Столько народу собиралось в Минго за воскресным столом, что его раздвигали до предела, и тогда круглая столешница превращалась в овал, напоминавший наш трек. За столом сидели моя мама, отец, брат, тетя Этель, дядя Харлэн, которого, если он не слишком наедался, можно было упросить после обеда поиграть на банджо. Моя бабушка Джерролд, которая обычно говаривала о себе: «Я, милочка, всего лишь деревенская простушка», разрезала курицу, а дядя Феликс — окорок. Там были тетя Ева и дядя Арчи, и Кэт, Кэт всегда и повсюду, так же как и я.
Там были и многие другие. Ели с таким же удовольствием, как и разговаривали, словно никто не собирался уходить из-за стола. Они сидели вместе — все, кто был нам так дорог. А сколько там было красивых лиц!
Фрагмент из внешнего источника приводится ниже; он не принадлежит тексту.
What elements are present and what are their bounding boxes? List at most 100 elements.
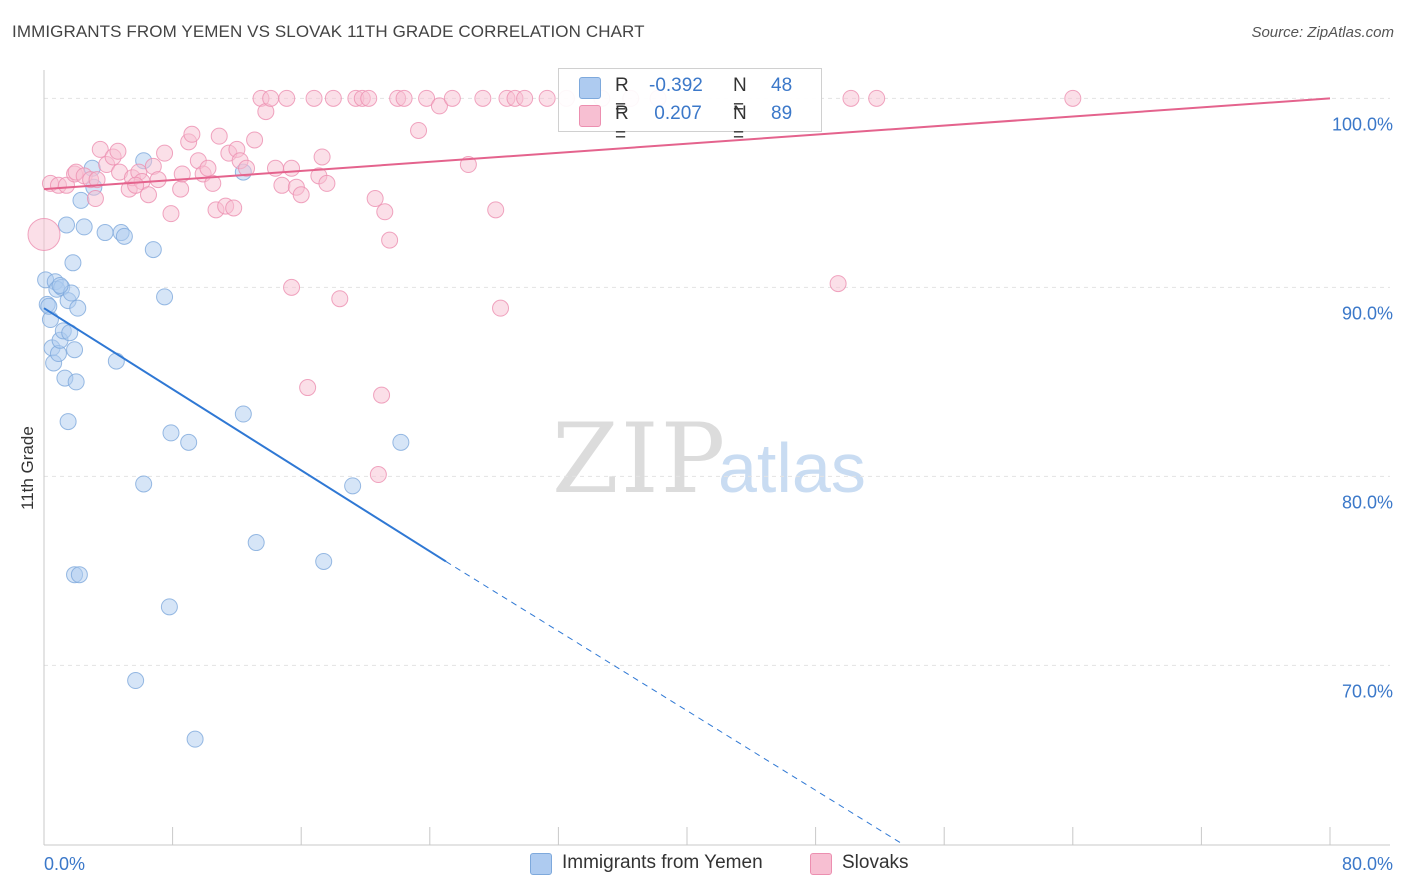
slovak-point — [376, 203, 394, 221]
source-label: Source: ZipAtlas.com — [1251, 24, 1394, 41]
slovak-point — [199, 159, 217, 177]
slovak-point — [299, 379, 317, 397]
slovak-point — [27, 217, 61, 251]
legend-r-label: R = — [615, 75, 629, 118]
slovak-point — [538, 89, 556, 107]
x-tick-label: 80.0% — [1342, 854, 1393, 874]
correlation-legend: R = -0.392 N = 48 R = 0.207 N = 89 — [558, 68, 822, 146]
slovak-point — [487, 201, 505, 219]
series-legend-slovaks: Slovaks — [810, 852, 930, 876]
y-tick-label: 70.0% — [1342, 681, 1393, 701]
slovak-point — [373, 386, 391, 404]
yemen-point — [107, 352, 125, 370]
y-tick-label: 80.0% — [1342, 492, 1393, 512]
yemen-point — [160, 598, 178, 616]
yemen-point — [70, 566, 88, 584]
series-label-yemen: Immigrants from Yemen — [562, 852, 763, 873]
slovak-point — [210, 127, 228, 145]
y-tick-label: 90.0% — [1342, 303, 1393, 323]
slovak-point — [283, 159, 301, 177]
slovak-point — [162, 205, 180, 223]
series-swatch-yemen — [530, 853, 552, 875]
yemen-point — [115, 227, 133, 245]
yemen-point — [75, 218, 93, 236]
yemen-point — [58, 216, 76, 234]
yemen-point — [234, 405, 252, 423]
slovak-point — [474, 89, 492, 107]
legend-r-value: 0.207 — [649, 103, 702, 124]
yemen-point — [69, 299, 87, 317]
yemen-point — [392, 433, 410, 451]
slovak-point — [173, 165, 191, 183]
slovak-point — [305, 89, 323, 107]
legend-n-label: N = — [733, 103, 747, 146]
legend-n-value: 89 — [771, 103, 793, 124]
yemen-point — [64, 254, 82, 272]
yemen-point — [51, 276, 69, 294]
yemen-point — [72, 191, 90, 209]
yemen-point — [67, 373, 85, 391]
yemen-point — [247, 534, 265, 552]
slovak-point — [410, 121, 428, 139]
yemen-point — [180, 433, 198, 451]
slovak-point — [172, 180, 190, 198]
legend-swatch-yemen — [579, 77, 601, 99]
yemen-point — [40, 297, 58, 315]
slovak-point — [238, 159, 256, 177]
y-tick-label: 100.0% — [1332, 114, 1393, 134]
yemen-point — [344, 477, 362, 495]
slovak-point — [418, 89, 436, 107]
watermark-atlas: atlas — [718, 429, 866, 507]
slovak-point — [369, 466, 387, 484]
series-label-slovaks: Slovaks — [842, 852, 909, 873]
slovak-point — [283, 278, 301, 296]
yemen-point — [315, 552, 333, 570]
slovak-point — [313, 148, 331, 166]
slovak-point — [331, 290, 349, 308]
slovak-point — [109, 142, 127, 160]
yemen-point — [135, 475, 153, 493]
slovak-point — [183, 125, 201, 143]
watermark-zip: ZIP — [552, 403, 727, 515]
legend-n-label: N = — [733, 75, 747, 118]
slovak-point — [395, 89, 413, 107]
slovak-point — [278, 89, 296, 107]
yemen-trend-extension — [445, 561, 905, 846]
series-legend-yemen: Immigrants from Yemen — [530, 852, 770, 876]
chart-title: IMMIGRANTS FROM YEMEN VS SLOVAK 11TH GRA… — [12, 22, 645, 41]
slovak-point — [443, 89, 461, 107]
slovak-point — [88, 171, 106, 189]
yemen-point — [186, 730, 204, 748]
slovak-point — [225, 199, 243, 217]
slovak-point — [829, 275, 847, 293]
legend-swatch-slovaks — [579, 105, 601, 127]
slovak-point — [360, 89, 378, 107]
slovak-point — [86, 190, 104, 208]
yemen-point — [144, 241, 162, 259]
yemen-point — [59, 413, 77, 431]
slovak-point — [246, 131, 264, 149]
slovak-point — [204, 174, 222, 192]
yemen-point — [127, 672, 145, 690]
slovak-point — [262, 89, 280, 107]
slovak-point — [868, 89, 886, 107]
legend-r-value: -0.392 — [649, 75, 703, 96]
slovak-point — [127, 176, 145, 194]
slovak-point — [273, 176, 291, 194]
slovak-point — [318, 174, 336, 192]
yemen-point — [156, 288, 174, 306]
yemen-point — [162, 424, 180, 442]
slovak-point — [156, 144, 174, 162]
legend-r-label: R = — [615, 103, 629, 146]
slovak-point — [430, 97, 448, 115]
slovak-trend-line — [43, 97, 1331, 191]
y-axis-label: 11th Grade — [18, 426, 37, 510]
slovak-point — [91, 140, 109, 158]
slovak-point — [381, 231, 399, 249]
slovak-point — [516, 89, 534, 107]
legend-n-value: 48 — [771, 75, 793, 96]
slovak-point — [149, 171, 167, 189]
slovak-point — [1064, 89, 1082, 107]
slovak-point — [459, 156, 477, 174]
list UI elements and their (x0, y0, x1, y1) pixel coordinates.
И когда после обеда гости по всему дому пристраивались поспать, наступал мой час, и я вместо послеобеденного отдыха наконец-то могла повидать мир.
Схватив стереоскоп, я бегом бежала прямо на крыльцо передней веранды, усаживалась там, засунув в накрахмаленный подол диапозитивы и зажав их голыми коленями. Сверху, самыми первыми, лежали «Живописные виды озера Килларни» для дам.
А рядом со мной сидел дядя Феликс.
О, это предвкушение счастья, эта тревога, с которой ждешь его! Любого счастья, пусть даже не твоего. Словно ты внезапно обрела дар предвидения. Возможно, дядя Феликс любил стереоскоп еще больше, чем я. Он всегда смотрел в него первым. Снимал пиджак, аккуратно клал его на пол веранды по другую сторону от меня и, оставшись в одной жилетке, прямой и величественный, протягивал руку за прибором. Потом, оседлав стереоскопом свой внушительный нос, говорил: «Ну-с, попрыгунья!» И по его знаку я подавала один за другим диапозитивы.
Некоторые виды дядя Феликс разглядывал подолгу. Его тугой крахмальный воротничок был наглухо застегнут, он потел, и тогда от него пахло разрезанным арбузом. Без единого слова он отдавал мне обратно диапозитив, а я уже держала наготове следующий. Мне и в голову не приходило заговорить с ним, это было бы все равно что прервать его за столом, когда он читал молитву.
Спустя какое-то время остальные дети, те, кого привозили по воскресеньям, начинали тормошить дядю Феликса, чтобы он с ними побаловался, висли на нем, залезали на колени, на плечи, усаживались верхом, а он, огромный, невозмутимый, продолжал досматривать весь комплект, словно, пока он смотрел в стереоскоп, мы не могли его видеть. Немного погодя у него начинало алеть ухо, как видно, к голове приливала кровь, так же как у меня.